Em particular, a lei sobre aquisição de nacionalidade exige dez anos de residência ininterrupta e legalmente permitida, com cada ano em si exigindo uma autorização de residência vinculada a um emprego formal. Esta é certamente uma situação incomum entre trabalhadores que frequentemente se encontram em posições precárias, sem proteções trabalhistas essenciais. Mesmo que os requisitos de tempo e autorização sejam cumpridos, as autoridades mantêm o poder discricionário de avaliar a independência financeira dos requerentes. A mensagem subjacente desta estrutura legislativa é inconfundível: imigrantes etnicamente não brancos são aceitos apenas na medida em que atendem às demandas imediatas da economia italiana e que estejam dispostos a assumir papéis subordinados. A menos que consigam garantir contratos de trabalho estáveis ​​nos setores específicos onde são necessários, espera-se que, mais cedo ou mais tarde, deixem o país.

Para a extrema direita italiana e uma parcela significativa dos italianos — o apoio a Meloni não mostrou sinais de diminuição desde que ela assumiu o cargo em outubro de 2022 — os migrantes africanos e asiáticos são vistos como muito distintos cultural e etnicamente para serem integrados perfeitamente à comunidade nacional sem comprometer sua coesão interna.
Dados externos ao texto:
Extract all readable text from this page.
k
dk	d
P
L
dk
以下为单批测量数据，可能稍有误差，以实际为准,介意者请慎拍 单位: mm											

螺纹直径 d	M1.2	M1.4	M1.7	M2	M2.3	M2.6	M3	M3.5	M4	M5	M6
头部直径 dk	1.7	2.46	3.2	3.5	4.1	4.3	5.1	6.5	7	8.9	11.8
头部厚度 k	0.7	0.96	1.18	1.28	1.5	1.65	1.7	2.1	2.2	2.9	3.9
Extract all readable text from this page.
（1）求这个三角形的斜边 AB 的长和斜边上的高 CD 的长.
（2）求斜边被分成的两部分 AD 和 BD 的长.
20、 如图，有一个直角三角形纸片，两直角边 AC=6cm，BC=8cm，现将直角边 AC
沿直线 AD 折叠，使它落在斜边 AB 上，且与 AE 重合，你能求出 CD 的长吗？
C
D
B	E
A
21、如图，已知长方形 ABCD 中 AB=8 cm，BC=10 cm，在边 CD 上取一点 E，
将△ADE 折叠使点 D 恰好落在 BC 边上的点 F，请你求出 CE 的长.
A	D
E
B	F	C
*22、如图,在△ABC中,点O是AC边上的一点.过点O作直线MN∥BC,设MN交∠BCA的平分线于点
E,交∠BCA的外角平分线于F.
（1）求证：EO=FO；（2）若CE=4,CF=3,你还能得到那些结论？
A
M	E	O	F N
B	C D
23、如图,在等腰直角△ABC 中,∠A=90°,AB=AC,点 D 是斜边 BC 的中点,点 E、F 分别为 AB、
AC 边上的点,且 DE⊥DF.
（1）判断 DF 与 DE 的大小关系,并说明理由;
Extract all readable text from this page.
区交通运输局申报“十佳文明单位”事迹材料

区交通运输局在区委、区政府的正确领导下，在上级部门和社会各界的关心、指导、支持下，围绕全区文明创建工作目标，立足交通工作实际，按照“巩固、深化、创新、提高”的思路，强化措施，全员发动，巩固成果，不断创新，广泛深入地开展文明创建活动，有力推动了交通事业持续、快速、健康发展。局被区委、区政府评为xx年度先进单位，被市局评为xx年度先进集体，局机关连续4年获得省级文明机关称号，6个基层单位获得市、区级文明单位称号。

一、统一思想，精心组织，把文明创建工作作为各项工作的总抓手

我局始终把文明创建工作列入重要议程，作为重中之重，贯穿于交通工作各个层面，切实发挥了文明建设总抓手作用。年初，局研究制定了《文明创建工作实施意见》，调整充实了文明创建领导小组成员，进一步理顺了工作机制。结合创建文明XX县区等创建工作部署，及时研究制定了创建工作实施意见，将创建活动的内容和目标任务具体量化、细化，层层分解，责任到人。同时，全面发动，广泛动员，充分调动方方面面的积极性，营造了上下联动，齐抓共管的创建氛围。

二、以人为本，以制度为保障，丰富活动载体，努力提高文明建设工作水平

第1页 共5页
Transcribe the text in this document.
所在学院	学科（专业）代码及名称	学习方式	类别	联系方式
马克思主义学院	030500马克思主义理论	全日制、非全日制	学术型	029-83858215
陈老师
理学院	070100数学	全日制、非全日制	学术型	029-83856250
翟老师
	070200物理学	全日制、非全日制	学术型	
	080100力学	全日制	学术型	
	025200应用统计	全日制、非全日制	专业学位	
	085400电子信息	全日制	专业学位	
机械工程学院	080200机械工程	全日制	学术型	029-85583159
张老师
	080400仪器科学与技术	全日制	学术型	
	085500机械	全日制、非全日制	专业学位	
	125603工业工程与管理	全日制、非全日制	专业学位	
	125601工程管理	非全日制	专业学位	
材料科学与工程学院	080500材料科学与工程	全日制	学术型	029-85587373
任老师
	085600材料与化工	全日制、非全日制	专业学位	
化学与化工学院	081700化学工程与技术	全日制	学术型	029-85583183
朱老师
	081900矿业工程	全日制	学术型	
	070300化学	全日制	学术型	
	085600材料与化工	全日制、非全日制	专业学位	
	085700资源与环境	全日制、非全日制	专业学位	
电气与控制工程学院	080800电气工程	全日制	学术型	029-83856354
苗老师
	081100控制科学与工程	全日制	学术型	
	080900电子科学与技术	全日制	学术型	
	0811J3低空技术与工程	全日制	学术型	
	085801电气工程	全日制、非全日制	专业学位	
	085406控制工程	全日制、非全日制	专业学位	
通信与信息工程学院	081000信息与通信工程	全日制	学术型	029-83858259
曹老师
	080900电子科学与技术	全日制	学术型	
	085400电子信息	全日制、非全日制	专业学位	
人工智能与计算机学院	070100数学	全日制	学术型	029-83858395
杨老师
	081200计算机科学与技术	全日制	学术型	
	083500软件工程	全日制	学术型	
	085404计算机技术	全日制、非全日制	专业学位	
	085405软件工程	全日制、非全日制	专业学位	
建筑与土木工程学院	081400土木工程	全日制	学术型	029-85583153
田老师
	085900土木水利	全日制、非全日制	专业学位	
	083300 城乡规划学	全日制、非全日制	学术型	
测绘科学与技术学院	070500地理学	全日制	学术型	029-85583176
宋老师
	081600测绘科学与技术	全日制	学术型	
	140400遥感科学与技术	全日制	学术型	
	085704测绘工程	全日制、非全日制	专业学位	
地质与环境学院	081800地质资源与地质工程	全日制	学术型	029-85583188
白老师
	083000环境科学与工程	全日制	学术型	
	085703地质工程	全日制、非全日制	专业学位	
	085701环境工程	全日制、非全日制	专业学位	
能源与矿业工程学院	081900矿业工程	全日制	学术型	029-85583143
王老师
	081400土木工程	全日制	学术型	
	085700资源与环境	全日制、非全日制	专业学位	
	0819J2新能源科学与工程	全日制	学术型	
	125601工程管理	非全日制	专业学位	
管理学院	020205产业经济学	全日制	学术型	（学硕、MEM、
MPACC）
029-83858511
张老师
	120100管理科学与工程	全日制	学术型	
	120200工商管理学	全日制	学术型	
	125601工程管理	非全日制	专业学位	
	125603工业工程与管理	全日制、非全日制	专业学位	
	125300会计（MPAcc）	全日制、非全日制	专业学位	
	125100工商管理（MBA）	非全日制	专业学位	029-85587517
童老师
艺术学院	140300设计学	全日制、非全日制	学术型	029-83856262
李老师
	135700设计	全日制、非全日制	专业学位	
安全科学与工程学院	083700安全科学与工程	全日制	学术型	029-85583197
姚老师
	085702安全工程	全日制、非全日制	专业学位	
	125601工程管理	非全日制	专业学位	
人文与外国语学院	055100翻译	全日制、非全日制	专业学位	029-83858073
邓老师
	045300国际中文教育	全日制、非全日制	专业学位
·        Não há como voltar no tempo

Nas últimas três décadas, a migração internacional transformou a Itália em uma sociedade etnicamente diversa —à qual muitos italianos não estavam acostumados. Essa diversificação étnica é, dada a posição do país na Europa — a Itália sendo o segundo maior fabricante da UE — e sua população envelhecida, uma questão de inevitabilidade. Em 1910, os italianos representavam mais de 2% da população global; hoje, esse número caiu para apenas 0,7%.

Dadas as tendências reprodutivas da população local, a Itália e seu Estado de bem-estar social exigem um fluxo constante de imigração para manter sua forma atual e evitar que o país se retraia. De acordo com a extrema direita italiana, para combater essa ameaça existencial, a nação deve contar apenas com a imigração que seja amplamente compatível com sua homogeneidade étnica e religiosa. Caso contrário, a Itália corre o risco de enfrentar outro perigo mortal: perder sua relativa coesão étnica e religiosa. Assim, enquanto ucranianos e argentinos são bem-vindos para fortalecer o tecido da sociedade italiana, o mesmo não pode ser dito para nigerianos e senegaleses.

Não há como voltar no tempo. Os movimentos migratórios internacionais transformaram o cenário étnico da Itália; ser italiano não significa mais ser branco e cristão. Para preservar o domínio da maioria sobre as minorias, é fundamental manter em posições precárias aqueles que não se conformam a esse padrão étnico-religioso. Restringir oportunidades para africanos e asiáticos ao trabalho manual, juntamente com controles mais rígidos nas rotas migratórias do Mediterrâneo, são movimentos calculados nessa direção. Em uma nação que serviu como uma encruzilhada para a migração internacional por décadas, a recriação uma identidade nacional homogênea só pode se realizar por meio de políticas agressivas de dissuasão — muito parecidas com as tentativas de externalizar a migração para a Albânia — fomentando assim um ambiente hostil para certos grupos étnicos considerados inassimiláveis.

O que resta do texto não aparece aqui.